U.S. Secretary of State Rex Tillerson asserted that the compact would have undermined the Trump administration's immigration policies.
"While we will continue to engage on a number of fronts at the United Nations, in this case, we simply cannot in good faith support a process that could undermine the sovereign right of the United States to enforce our immigration laws and secure our borders," Tillerson said.
In September 2016, 193 U.N. nations adopted the migrant compact. The global declaration sought to create international cooperation to address the worldwide refugee crisis. The U.N. refugee agency currently estimates that roughly 65 million people around the world have been displaced by climate change, poverty or war, including over 22 million refugees.
At the time, U.N. High Commissioner for Refugees head Filippo Grandi asserted that the declaration would help secure the human rights of migrants worldwide, according to Newsweek.
Grandi stated that the migrant compact would address "what has been a perennial gap in the international protection system -- that of truly sharing responsibility for refugees."
U.N. countries will negotiate details of the declaration from Dec. 4 to 6 in Puerto Vallarta, Mexico.
White House policy adviser Stephen Miller reportedly spearheaded efforts for the U.S. to pull out from the declaration. Tillerson and White House Chief of Staff John Kelly both supported the withdrawal. Haley was the only official to oppose leaving the compact and was overruled by Trump himself, Foreign Policy reports.

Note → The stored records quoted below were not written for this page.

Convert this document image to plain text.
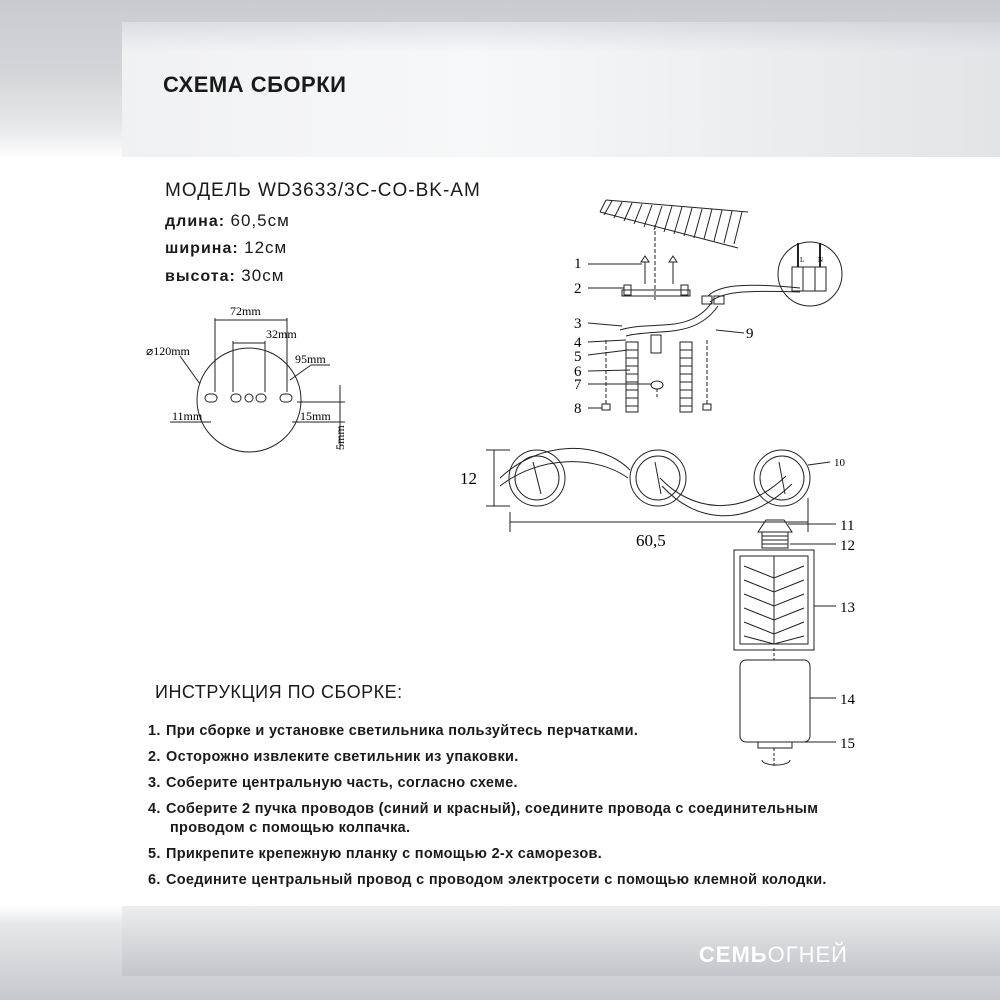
СХЕМА СБОРКИ
МОДЕЛЬ WD3633/3C-CO-BK-AM
длина: 60,5см
ширина: 12см
высота: 30см
72mm
32mm
⌀120mm
95mm
11mm	15mm
5mm
L N
1
2
3
4
5
6
7
8
9
10
11
12
13
14
15
12
60,5
ИНСТРУКЦИЯ ПО СБОРКЕ:
1. При сборке и установке светильника пользуйтесь перчатками.
2. Осторожно извлеките светильник из упаковки.
3. Соберите центральную часть, согласно схеме.
4. Соберите 2 пучка проводов (синий и красный), соедините провода с соединительным
проводом с помощью колпачка.
5. Прикрепите крепежную планку с помощью 2-х саморезов.
6. Соедините центральный провод с проводом электросети с помощью клемной колодки.
СЕМЬОГНЕЙ
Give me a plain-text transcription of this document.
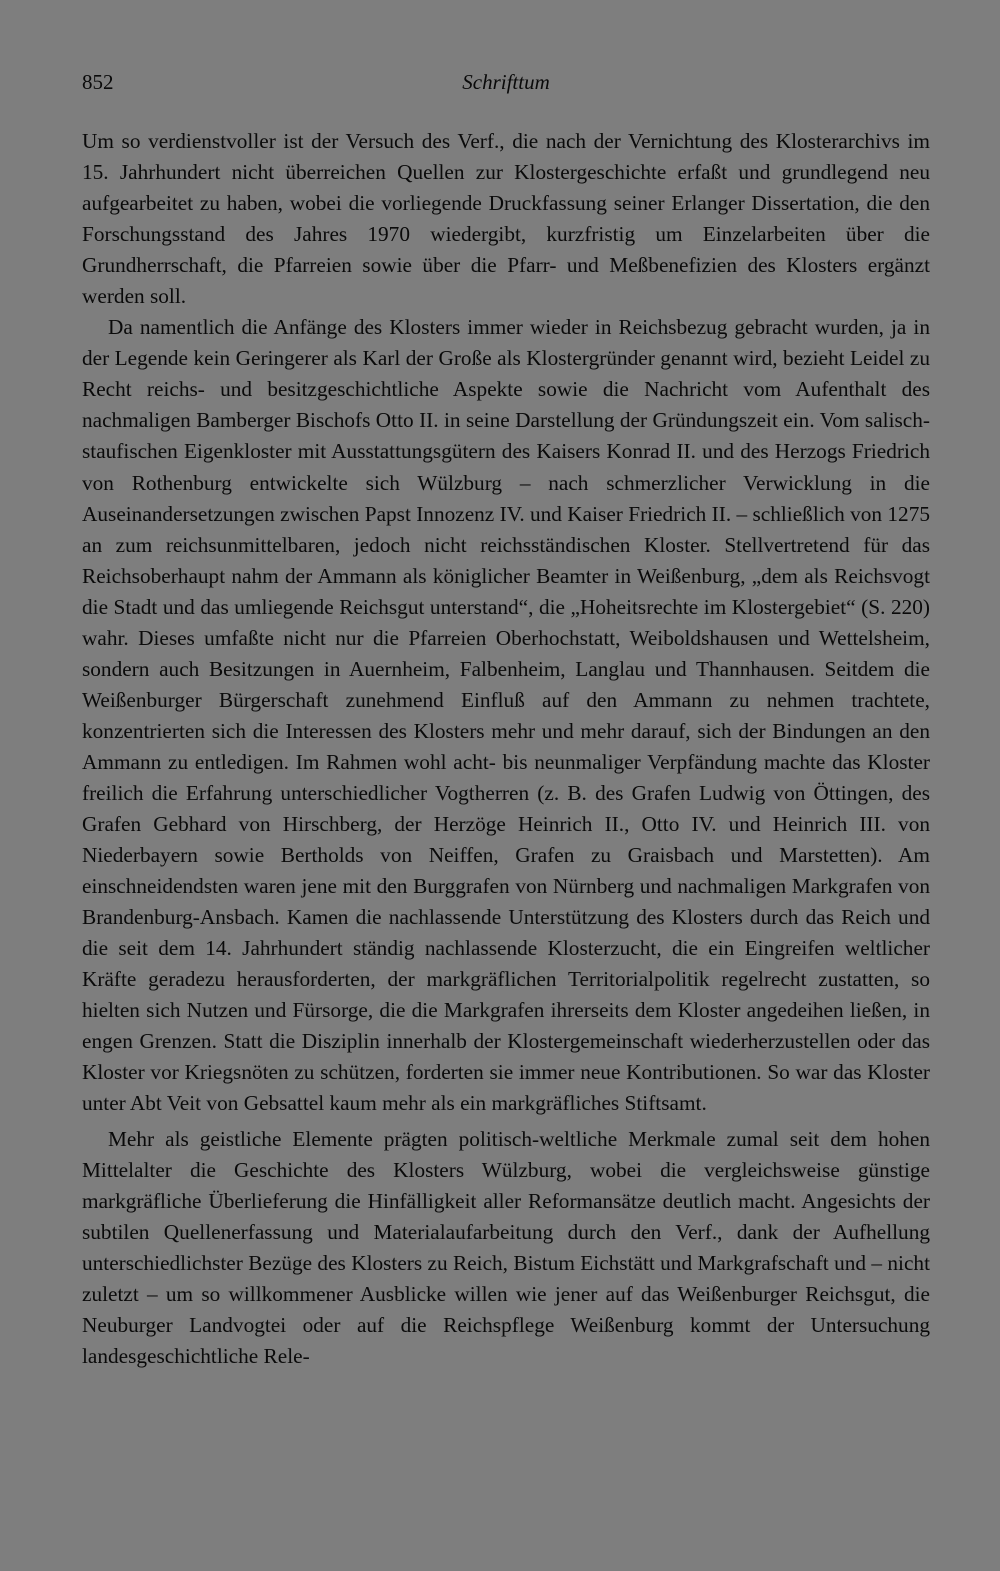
852	Schrifttum

Um so verdienstvoller ist der Versuch des Verf., die nach der Vernichtung des Klosterarchivs im 15. Jahrhundert nicht überreichen Quellen zur Klostergeschichte erfaßt und grundlegend neu aufgearbeitet zu haben, wobei die vorliegende Druckfassung seiner Erlanger Dissertation, die den Forschungsstand des Jahres 1970 wiedergibt, kurzfristig um Einzelarbeiten über die Grundherrschaft, die Pfarreien sowie über die Pfarr- und Meßbenefizien des Klosters ergänzt werden soll.

Da namentlich die Anfänge des Klosters immer wieder in Reichsbezug gebracht wurden, ja in der Legende kein Geringerer als Karl der Große als Klostergründer genannt wird, bezieht Leidel zu Recht reichs- und besitzgeschichtliche Aspekte sowie die Nachricht vom Aufenthalt des nachmaligen Bamberger Bischofs Otto II. in seine Darstellung der Gründungszeit ein. Vom salisch-staufischen Eigenkloster mit Ausstattungsgütern des Kaisers Konrad II. und des Herzogs Friedrich von Rothenburg entwickelte sich Wülzburg – nach schmerzlicher Verwicklung in die Auseinandersetzungen zwischen Papst Innozenz IV. und Kaiser Friedrich II. – schließlich von 1275 an zum reichsunmittelbaren, jedoch nicht reichsständischen Kloster. Stellvertretend für das Reichsoberhaupt nahm der Ammann als königlicher Beamter in Weißenburg, „dem als Reichsvogt die Stadt und das umliegende Reichsgut unterstand“, die „Hoheitsrechte im Klostergebiet“ (S. 220) wahr. Dieses umfaßte nicht nur die Pfarreien Oberhochstatt, Weiboldshausen und Wettelsheim, sondern auch Besitzungen in Auernheim, Falbenheim, Langlau und Thannhausen. Seitdem die Weißenburger Bürgerschaft zunehmend Einfluß auf den Ammann zu nehmen trachtete, konzentrierten sich die Interessen des Klosters mehr und mehr darauf, sich der Bindungen an den Ammann zu entledigen. Im Rahmen wohl acht- bis neunmaliger Verpfändung machte das Kloster freilich die Erfahrung unterschiedlicher Vogtherren (z. B. des Grafen Ludwig von Öttingen, des Grafen Gebhard von Hirschberg, der Herzöge Heinrich II., Otto IV. und Heinrich III. von Niederbayern sowie Bertholds von Neiffen, Grafen zu Graisbach und Marstetten). Am einschneidendsten waren jene mit den Burggrafen von Nürnberg und nachmaligen Markgrafen von Brandenburg-Ansbach. Kamen die nachlassende Unterstützung des Klosters durch das Reich und die seit dem 14. Jahrhundert ständig nachlassende Klosterzucht, die ein Eingreifen weltlicher Kräfte geradezu herausforderten, der markgräflichen Territorialpolitik regelrecht zustatten, so hielten sich Nutzen und Fürsorge, die die Markgrafen ihrerseits dem Kloster angedeihen ließen, in engen Grenzen. Statt die Disziplin innerhalb der Klostergemeinschaft wiederherzustellen oder das Kloster vor Kriegsnöten zu schützen, forderten sie immer neue Kontributionen. So war das Kloster unter Abt Veit von Gebsattel kaum mehr als ein markgräfliches Stiftsamt.

Mehr als geistliche Elemente prägten politisch-weltliche Merkmale zumal seit dem hohen Mittelalter die Geschichte des Klosters Wülzburg, wobei die vergleichsweise günstige markgräfliche Überlieferung die Hinfälligkeit aller Reformansätze deutlich macht. Angesichts der subtilen Quellenerfassung und Materialaufarbeitung durch den Verf., dank der Aufhellung unterschiedlichster Bezüge des Klosters zu Reich, Bistum Eichstätt und Markgrafschaft und – nicht zuletzt – um so willkommener Ausblicke willen wie jener auf das Weißenburger Reichsgut, die Neuburger Landvogtei oder auf die Reichspflege Weißenburg kommt der Untersuchung landesgeschichtliche Rele-
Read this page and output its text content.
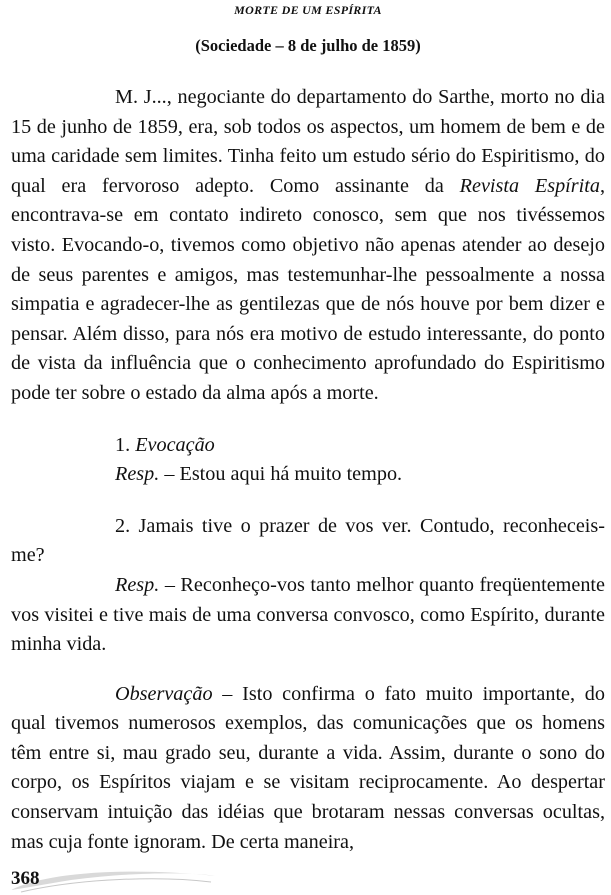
MORTE DE UM ESPÍRITA
(Sociedade – 8 de julho de 1859)

M. J..., negociante do departamento do Sarthe, morto no dia 15 de junho de 1859, era, sob todos os aspectos, um homem de bem e de uma caridade sem limites. Tinha feito um estudo sério do Espiritismo, do qual era fervoroso adepto. Como assinante da Revista Espírita, encontrava-se em contato indireto conosco, sem que nos tivéssemos visto. Evocando-o, tivemos como objetivo não apenas atender ao desejo de seus parentes e amigos, mas testemunhar-lhe pessoalmente a nossa simpatia e agradecer-lhe as gentilezas que de nós houve por bem dizer e pensar. Além disso, para nós era motivo de estudo interessante, do ponto de vista da influência que o conhecimento aprofundado do Espiritismo pode ter sobre o estado da alma após a morte.

1. Evocação

Resp. – Estou aqui há muito tempo.

2. Jamais tive o prazer de vos ver. Contudo, reconheceis-me?

Resp. – Reconheço-vos tanto melhor quanto freqüentemente vos visitei e tive mais de uma conversa convosco, como Espírito, durante minha vida.

Observação – Isto confirma o fato muito importante, do qual tivemos numerosos exemplos, das comunicações que os homens têm entre si, mau grado seu, durante a vida. Assim, durante o sono do corpo, os Espíritos viajam e se visitam reciprocamente. Ao despertar conservam intuição das idéias que brotaram nessas conversas ocultas, mas cuja fonte ignoram. De certa maneira,

368
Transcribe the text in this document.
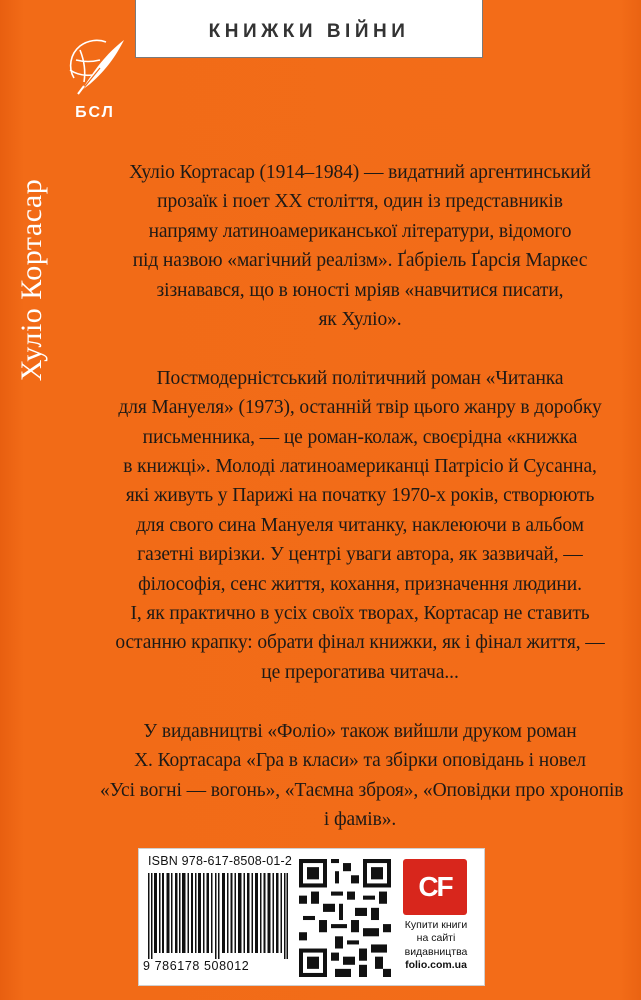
КНИЖКИ ВІЙНИ
БСЛ
Хуліо Кортасар

Хуліо Кортасар (1914–1984) — видатний аргентинський
прозаїк і поет ХХ століття, один із представників
напряму латиноамериканської літератури, відомого
під назвою «магічний реалізм». Ґабріель Ґарсія Маркес
зізнавався, що в юності мріяв «навчитися писати,
як Хуліо».

Постмодерністський політичний роман «Читанка
для Мануеля» (1973), останній твір цього жанру в доробку
письменника, — це роман-колаж, своєрідна «книжка
в книжці». Молоді латиноамериканці Патрісіо й Сусанна,
які живуть у Парижі на початку 1970-х років, створюють
для свого сина Мануеля читанку, наклеюючи в альбом
газетні вирізки. У центрі уваги автора, як зазвичай, —
філософія, сенс життя, кохання, призначення людини.
І, як практично в усіх своїх творах, Кортасар не ставить
останню крапку: обрати фінал книжки, як і фінал життя, —
це прерогатива читача...

У видавництві «Фоліо» також вийшли друком роман
Х. Кортасара «Гра в класи» та збірки оповідань і новел
«Усі вогні — вогонь», «Таємна зброя», «Оповідки про хронопів
і фамів».

ISBN 978-617-8508-01-2
9 786178 508012
CF
Купити книги
на сайті
видавництва
folio.com.ua
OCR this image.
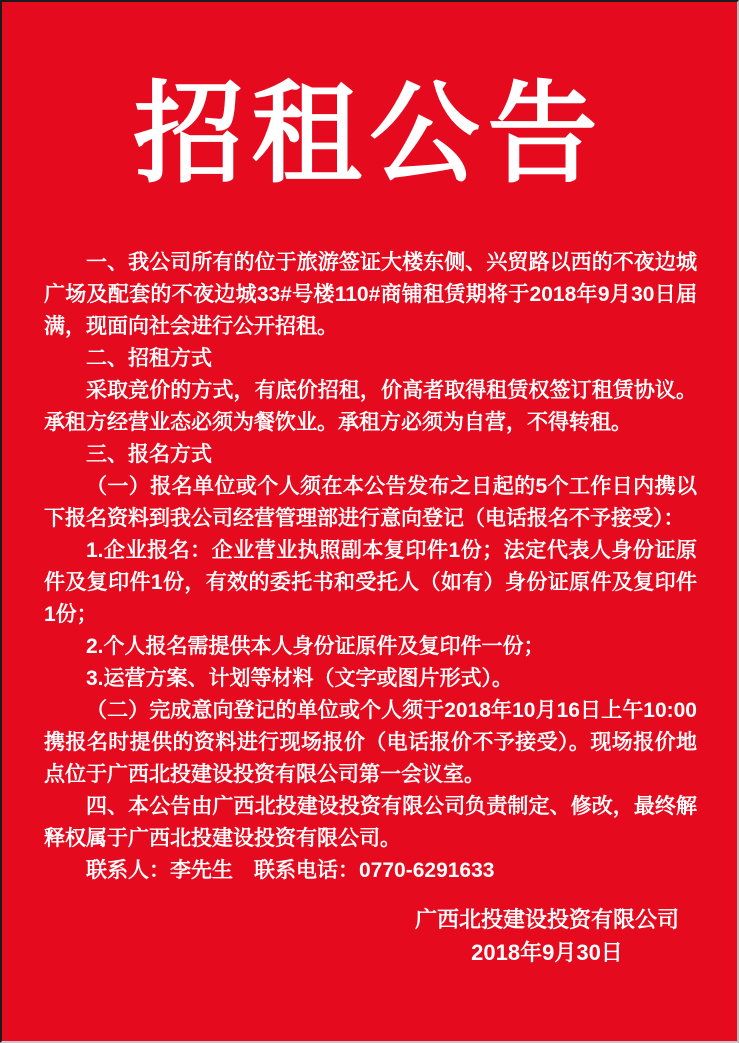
招租公告

一、我公司所有的位于旅游签证大楼东侧、兴贸路以西的不夜边城广场及配套的不夜边城33#号楼110#商铺租赁期将于2018年9月30日届满，现面向社会进行公开招租。

二、招租方式

采取竞价的方式，有底价招租，价高者取得租赁权签订租赁协议。承租方经营业态必须为餐饮业。承租方必须为自营，不得转租。

三、报名方式

（一）报名单位或个人须在本公告发布之日起的5个工作日内携以下报名资料到我公司经营管理部进行意向登记（电话报名不予接受）：

1.企业报名：企业营业执照副本复印件1份；法定代表人身份证原件及复印件1份，有效的委托书和受托人（如有）身份证原件及复印件1份；

2.个人报名需提供本人身份证原件及复印件一份；

3.运营方案、计划等材料（文字或图片形式）。

（二）完成意向登记的单位或个人须于2018年10月16日上午10:00携报名时提供的资料进行现场报价（电话报价不予接受）。现场报价地点位于广西北投建设投资有限公司第一会议室。

四、本公告由广西北投建设投资有限公司负责制定、修改，最终解释权属于广西北投建设投资有限公司。

联系人：李先生　联系电话：0770-6291633

广西北投建设投资有限公司
2018年9月30日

In his first week in office, Trump attempted to temporarily prohibit the entry of any international refugees into the U.S. via executive order, but the order faced pushback from courts and was not implemented until a Supreme Court decision in June, Reuters reports. The Trump administration has proposed allowing only 45,000 refugees to enter the U.S. in 2018.
U.N. General Assembly President Miroslav Lajcak urged the Trump administration to reconsider its participation in the migrant compact, NBC News reports.
"The role of the United States in this process is critical as it has historically and generously welcomed people from all across the globe and remains home to the largest number of international migrants in the world," Lajcak's spokesperson said in a statement. "As such, it has the experience and expertise to help ensure that this process leads to a successful outcome."